Qatar, which accounts for a fifth of the world’s liquefied natural gas, also uses the strait exclusively to sell its fuel. Iranian targets included Qatar's Ras Laffan industrial hub, home to the world’s largest liquefaction centre, Kuwait's Mina Al Ahmadi refinery and the Shah gasfield in the UAE. The disruption has rippled well beyond the Middle East, with India, Asia's second-largest economy, facing acute fuel shortages as supply from the region is restricted.

Iranian state media reported on Wednesday evening that Tehran rejected a 15-point US ceasefire proposal, pushing prices higher. US President Donald Trump had earlier said Iran agreed not to pursue a nuclear weapon, as negotiations between the two sides continue.

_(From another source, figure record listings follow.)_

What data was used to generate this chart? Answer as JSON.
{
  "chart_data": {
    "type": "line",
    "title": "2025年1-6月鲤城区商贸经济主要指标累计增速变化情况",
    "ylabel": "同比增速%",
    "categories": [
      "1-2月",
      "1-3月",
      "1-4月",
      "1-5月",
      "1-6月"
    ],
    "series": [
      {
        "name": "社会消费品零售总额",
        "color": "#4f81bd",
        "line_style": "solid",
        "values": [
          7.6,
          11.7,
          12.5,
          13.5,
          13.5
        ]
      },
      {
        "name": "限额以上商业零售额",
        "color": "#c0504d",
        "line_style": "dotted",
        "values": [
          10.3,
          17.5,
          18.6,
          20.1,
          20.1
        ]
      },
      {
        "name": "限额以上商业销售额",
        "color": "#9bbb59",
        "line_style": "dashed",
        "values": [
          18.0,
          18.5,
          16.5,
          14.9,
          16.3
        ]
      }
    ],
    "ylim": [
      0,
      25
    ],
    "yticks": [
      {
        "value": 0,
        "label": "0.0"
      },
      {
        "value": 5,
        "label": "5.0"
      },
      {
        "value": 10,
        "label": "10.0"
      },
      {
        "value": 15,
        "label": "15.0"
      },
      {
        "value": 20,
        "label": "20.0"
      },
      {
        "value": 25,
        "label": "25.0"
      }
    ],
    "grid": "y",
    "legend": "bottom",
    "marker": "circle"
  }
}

“The key variable remains the Strait of Hormuz,” said Neil Crosby, assistant vice president of oil analytics at Sparta. “Until there is clear and sustained evidence that flows through the strait have normalised, the market cannot be considered stable. Even if flows resume, the system will take weeks, if not months, to return to anything resembling normal conditions.”

Mr Crosby added that restoring supply chains will take time due to the impact on oil refineries, global inventories and movement of vessels, and that oil may still be underpriced relative to the scale and duration of the disruption.

Dr Sultan Al Jaber, Minister of Industry and Advanced Technology and Group Chief Executive of Adnoc, speaking virtually at CERAWeek by S&P Global in Houston, called the blockade “economic terrorism against every nation.”

“Weaponising the Strait of Hormuz is not an act of aggression against one nation; it's economic terrorism against every nation. No country should be allowed to hold Hormuz hostage,” Dr Al Jaber said.

Ms Gule said UAE inflation is likely to remain within a 3-to-4 per cent range despite higher fuel and transport costs. “This relatively contained impact reflects the structural strengths of the UAE economy, including its diversification, efficient infrastructure, and flexible economic policies,” she said.